Another important step was the introduction of mobile phones in the 1990’s. The importance of its impact is easily demonstrated by the changes in our behaviour which are a consequence of the new technology:

  • Before, we would agree on a specific time to talk on the phone - “I’ll call you at home around 18 o’clock.”. The other party would then know to stay at home waiting for the phone call. Today we just say “I’ll talk to you later”. There is no need to know where the other person is and we also do not agree on a specific time.

  • Before, we would agree on a specific time and place where to meet - “I’ll meet you at the main building at 12:15.” Both people would then adjust the timing of their arrival to match the agreed time. Today, we can just say “I’ll call you when I’m nearby.”

In both cases, we are more flexible in our scheduling, making for more efficient use of time.


2.1.4. Further development#

We have thus determined that speech is an important and powerful mode of communication for humans.
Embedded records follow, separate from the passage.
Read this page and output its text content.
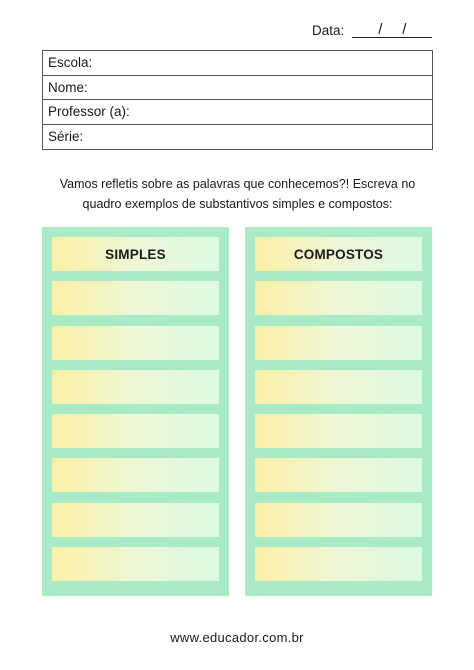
Data: / /
Escola:
Nome:
Professor (a):
Série:
Vamos refletis sobre as palavras que conhecemos?! Escreva no
quadro exemplos de substantivos simples e compostos:
SIMPLES	COMPOSTOS
www.educador.com.br
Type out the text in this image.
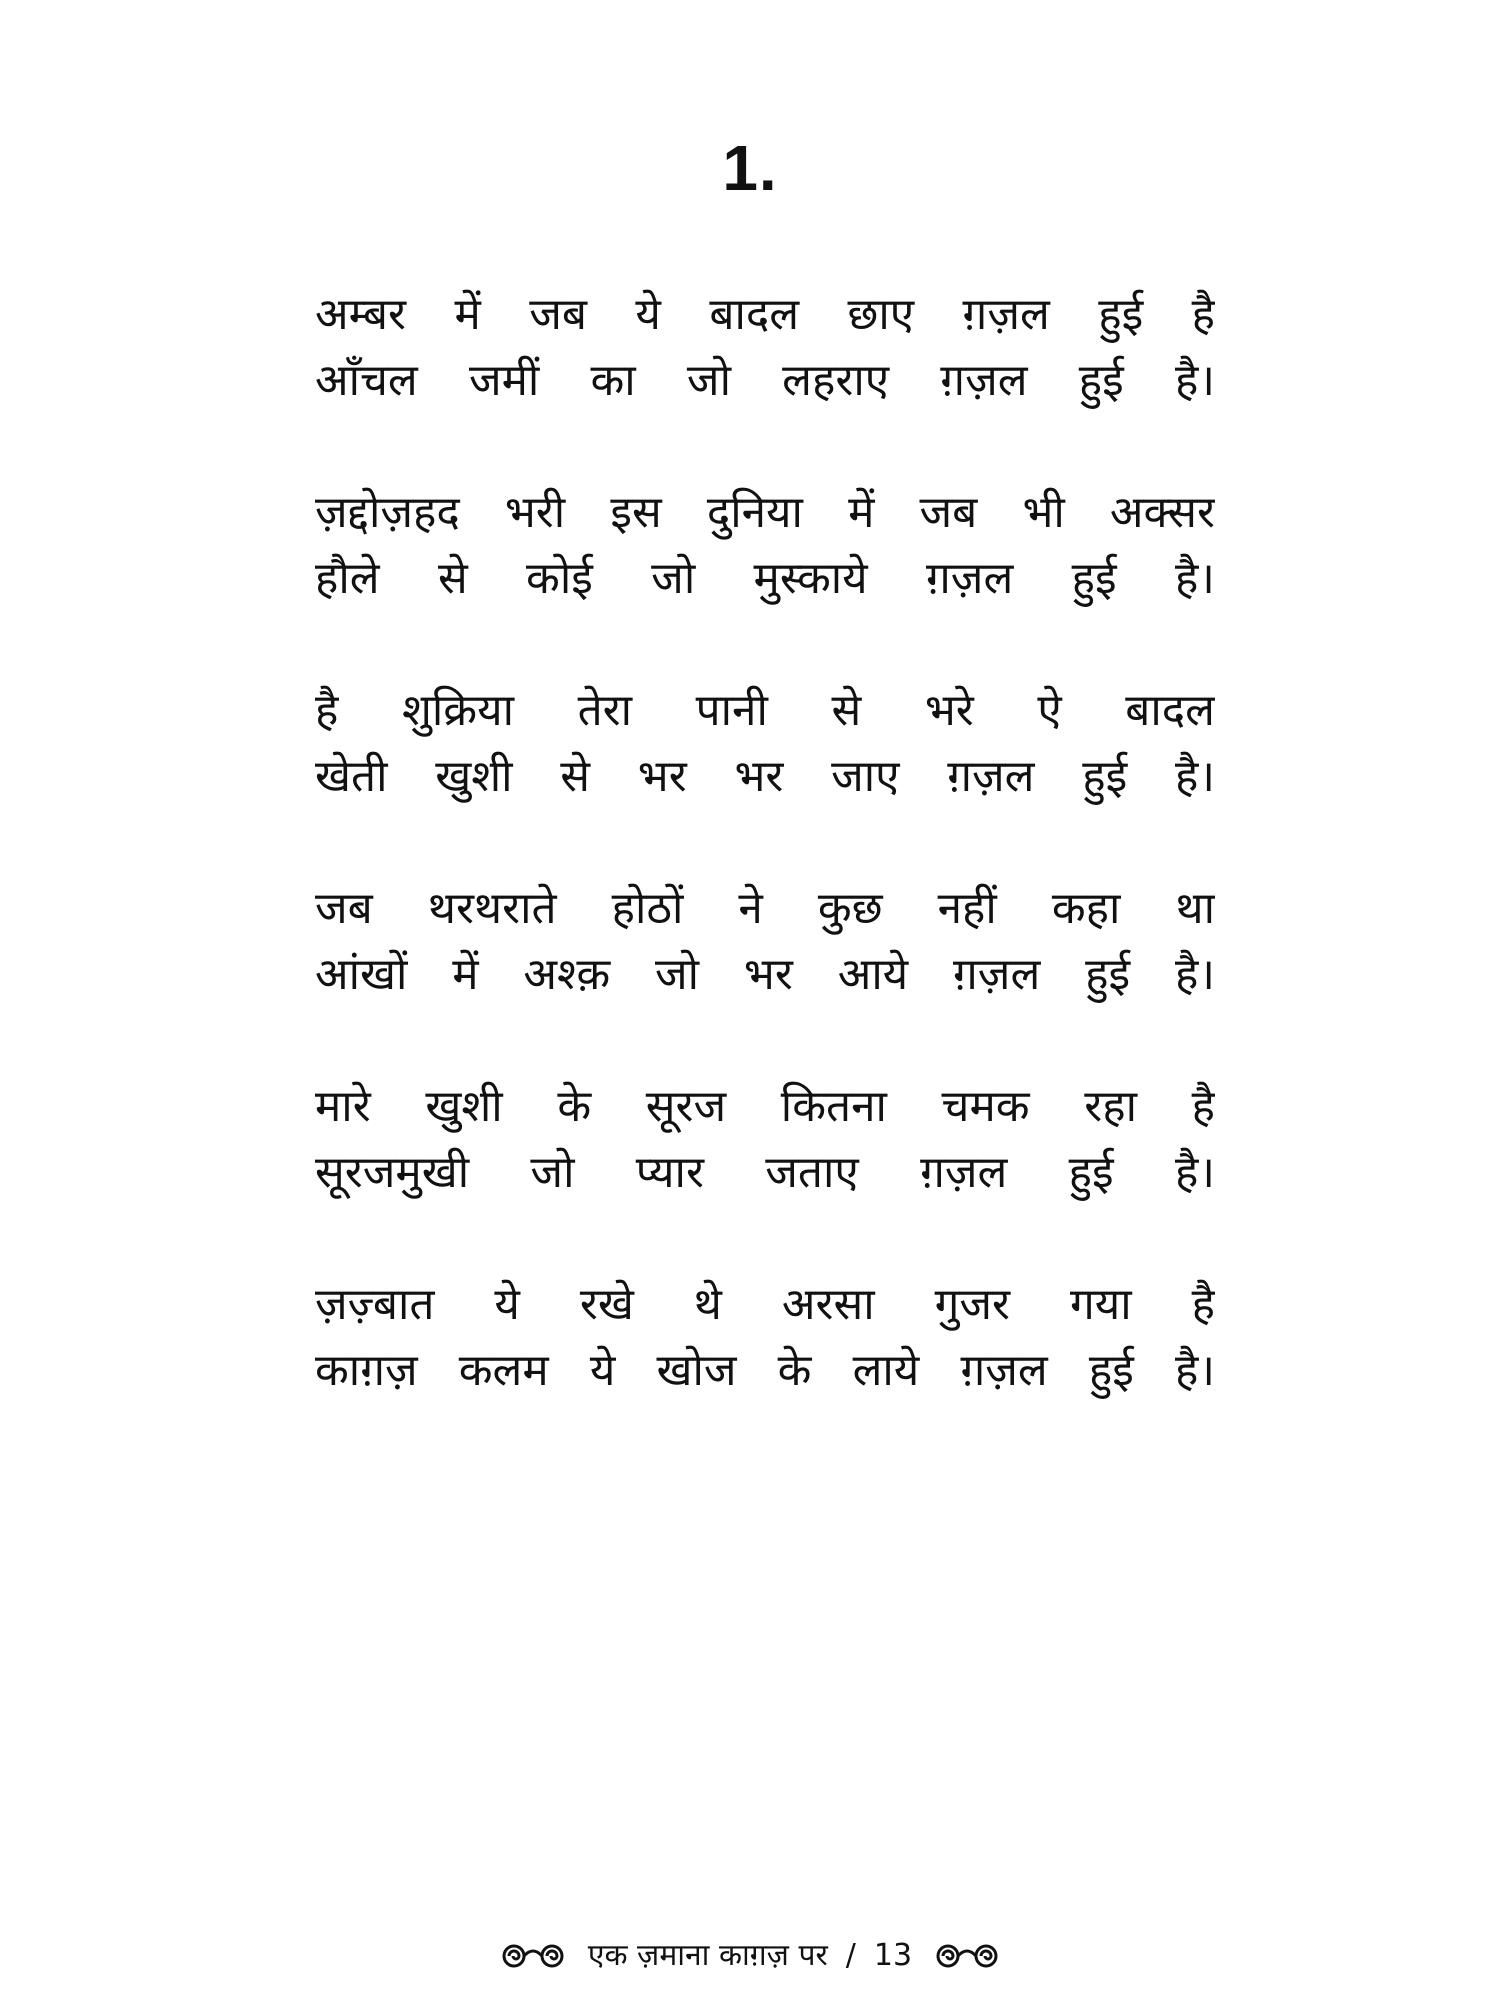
1.
अम्बर में जब ये बादल छाए ग़ज़ल हुई है
आँचल जमीं का जो लहराए ग़ज़ल हुई है।
ज़द्दोज़हद भरी इस दुनिया में जब भी अक्सर
हौले से कोई जो मुस्काये ग़ज़ल हुई है।
है शुक्रिया तेरा पानी से भरे ऐ बादल
खेती खुशी से भर भर जाए ग़ज़ल हुई है।
जब थरथराते होठों ने कुछ नहीं कहा था
आंखों में अश्क़ जो भर आये ग़ज़ल हुई है।
मारे खुशी के सूरज कितना चमक रहा है
सूरजमुखी जो प्यार जताए ग़ज़ल हुई है।
ज़ज़्बात ये रखे थे अरसा गुजर गया है
काग़ज़ कलम ये खोज के लाये ग़ज़ल हुई है।
एक ज़माना काग़ज़ पर / 13
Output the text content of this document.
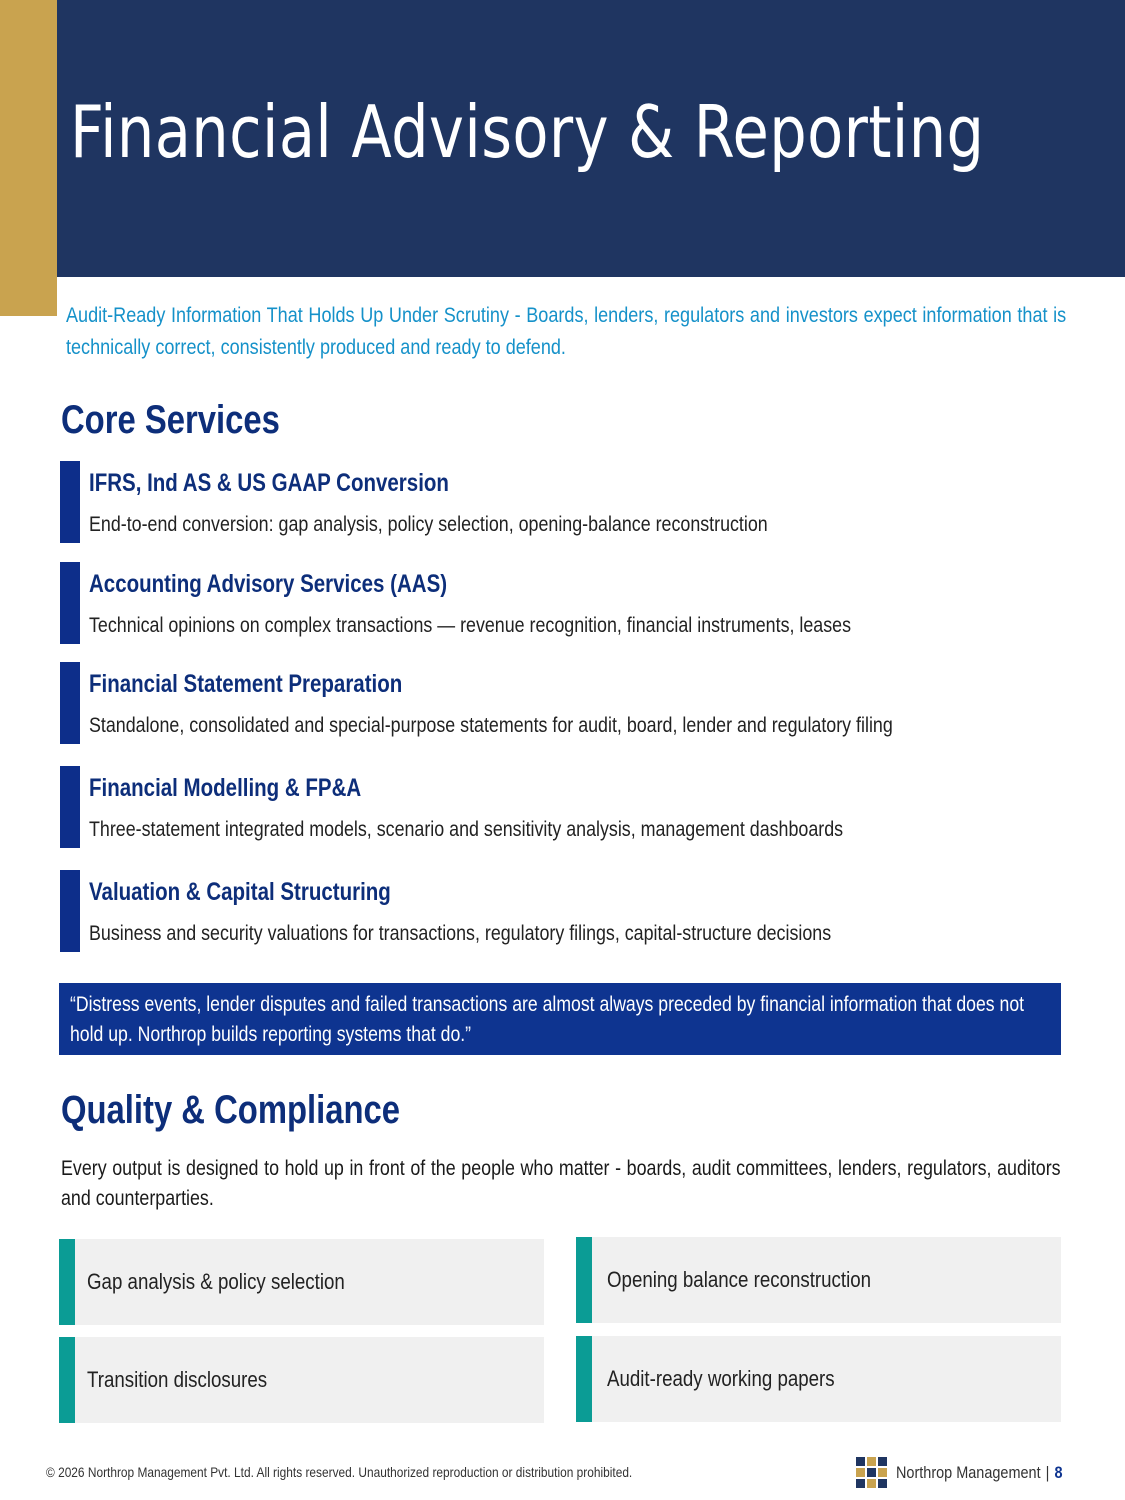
Financial Advisory & Reporting
Audit-Ready Information That Holds Up Under Scrutiny - Boards, lenders, regulators and investors expect information that is technically correct, consistently produced and ready to defend.
Core Services
IFRS, Ind AS & US GAAP Conversion
End-to-end conversion: gap analysis, policy selection, opening-balance reconstruction
Accounting Advisory Services (AAS)
Technical opinions on complex transactions — revenue recognition, financial instruments, leases
Financial Statement Preparation
Standalone, consolidated and special-purpose statements for audit, board, lender and regulatory filing
Financial Modelling & FP&A
Three-statement integrated models, scenario and sensitivity analysis, management dashboards
Valuation & Capital Structuring
Business and security valuations for transactions, regulatory filings, capital-structure decisions
“Distress events, lender disputes and failed transactions are almost always preceded by financial information that does not hold up. Northrop builds reporting systems that do.”
Quality & Compliance
Every output is designed to hold up in front of the people who matter - boards, audit committees, lenders, regulators, auditors and counterparties.
Gap analysis & policy selection	Opening balance reconstruction
Transition disclosures	Audit-ready working papers
© 2026 Northrop Management Pvt. Ltd. All rights reserved. Unauthorized reproduction or distribution prohibited.	Northrop Management | 8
For improving technology, this gives two prominent opportunities;

  • If we can make communication with speech easier using technology, it can be very useful. For example, if telecommunication, such as telephony, teleconferences, and voice-over-IP, can be improved, then that would allow people to use speech more efficiently.

  • We can use to our advantage the people’s preference of speech communication. For example, interactions with devices and computers could be improved by allowing spoken interaction with them. In particular, typing on a keyboard and other tactile interfaces are difficult for children, the elderly and handicapped people, whereas a majority of people (but not all) can speak. Similarly, user interfaces based on visual information is often based on accessing information and services through menus. Using natural language can be more intuitive and simple to use; we could just say to the washing machine “Wash this small amount of dirty curtains. ” instead of searching for washing options from a menu.

The devices and services which use speech and language are extremely wide-spread. By now, a majority of people in the world has access to a mobile phone and there are almost 8 billion active mobile-phone subscriptions. If we can improve the technology used by those 8 billion people, by say, reducing energy consumption, then the impact of such improvements would be majestic.